Question Response regarding Paypal’s anti-gun policies

This started out as a reply to this comment in a thread where I mentioned Paypal’s anti-gun policies.

Sailorcurt on November 19, 2014 at 11:27 pm said:
I’m glad that my humble input helped you. No donation required…if for no other reason than because I simply don’t have a graceful way for you to do it. I refuse to use Paypal because of their anti-gun policies and they’re pretty much the only game in town when it comes to that kind of thing, so I accept your thanks in lieu of a generous donation.

You’re welcome.

on January 29, 2015 at 5:34 pm said:
I am an avid gunner and Ebayer. I use Paypal frequently.
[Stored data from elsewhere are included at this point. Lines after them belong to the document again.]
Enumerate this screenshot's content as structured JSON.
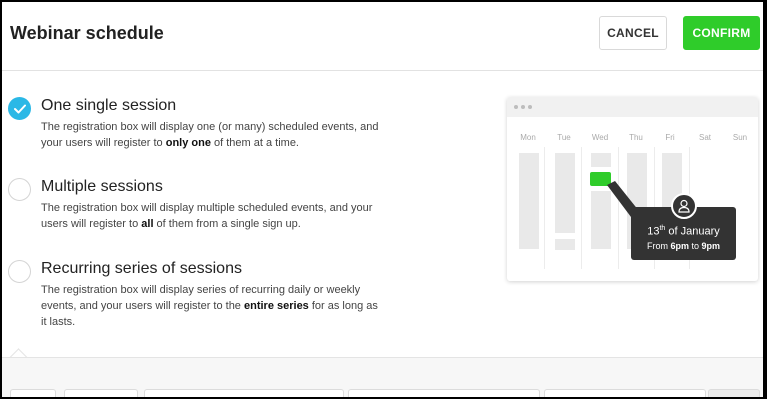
{
  "header": {
    "title": "Webinar schedule",
    "cancel_label": "CANCEL",
    "confirm_label": "CONFIRM"
  },
  "options": [
    {
      "title": "One single session",
      "checked": true,
      "desc_before": "The registration box will display one (or many) scheduled events, and your users will register to ",
      "desc_bold": "only one",
      "desc_after": " of them at a time."
    },
    {
      "title": "Multiple sessions",
      "checked": false,
      "desc_before": "The registration box will display multiple scheduled events, and your users will register to ",
      "desc_bold": "all",
      "desc_after": " of them from a single sign up."
    },
    {
      "title": "Recurring series of sessions",
      "checked": false,
      "desc_before": "The registration box will display series of recurring daily or weekly events, and your users will register to the ",
      "desc_bold": "entire series",
      "desc_after": " for as long as it lasts."
    }
  ],
  "calendar": {
    "days": [
      "Mon",
      "Tue",
      "Wed",
      "Thu",
      "Fri",
      "Sat",
      "Sun"
    ],
    "tooltip": {
      "date_day": "13",
      "date_suffix": "th",
      "date_rest": " of January",
      "time_prefix": "From ",
      "time_start": "6pm",
      "time_mid": " to ",
      "time_end": "9pm"
    },
    "accent_color": "#2fcc2a"
  },
  "colors": {
    "confirm_bg": "#2fcc2a",
    "radio_checked": "#2bb8e6"
  },
  "icons": {
    "check": "check-icon",
    "user": "user-icon"
  }
}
Where did you find their gun policies?

Paypal’s official gun policies are listed in their Acceptable Use Policy:

You may not use the PayPal service for activities that…relate to transactions involving…ammunition, firearms, or certain firearm parts or accessories…

On its face it sounds pretty vague and innocuous and simply a “CYA” position to limit liability. Were that the only basis for my opinion I might agree, but there is simply too much evidence that Paypal is legitimately anti-gun to ignore.

Shortly after the Virginia Tech murders, Paypal started aggressively going after and shutting down users who used Paypal to conduct any firearm related commerce. There are anecdote after anecdote about this online.

This was bad enough, but the straw that really broke the Camel’s back for me was the experience of Kevin Baker and a charity called Soldier’s Angels, dedicated to assisting military members and veterans.

In summary, Kevin was working on setting up a raffle to generate donations for the aforementioned charity. Soldier’s Angels was using their paypal account to accept payment for raffle entries. When Paypal found out that this raffle involved a firearm, they not only suspended sales of the Raffle Tickets, but suspended all of Soldier’s Angels activities, including straight charitable donations.

Ultimately, Kevin and Soldier’s Angels found an alternate method to sell the raffle tickets, but the bottom line is that Paypal, because of their clear anti-gun bias, without warning or consultation, severely harmed a valued charity for doing nothing more than selling raffle tickets involving a prize that Paypal didn’t approve of.

Here’s the whole story from the source if you want more details.

So, in summary, it is my contention that Paypal is patently anti-gun rights. As a result of this, I refuse to support them with my business.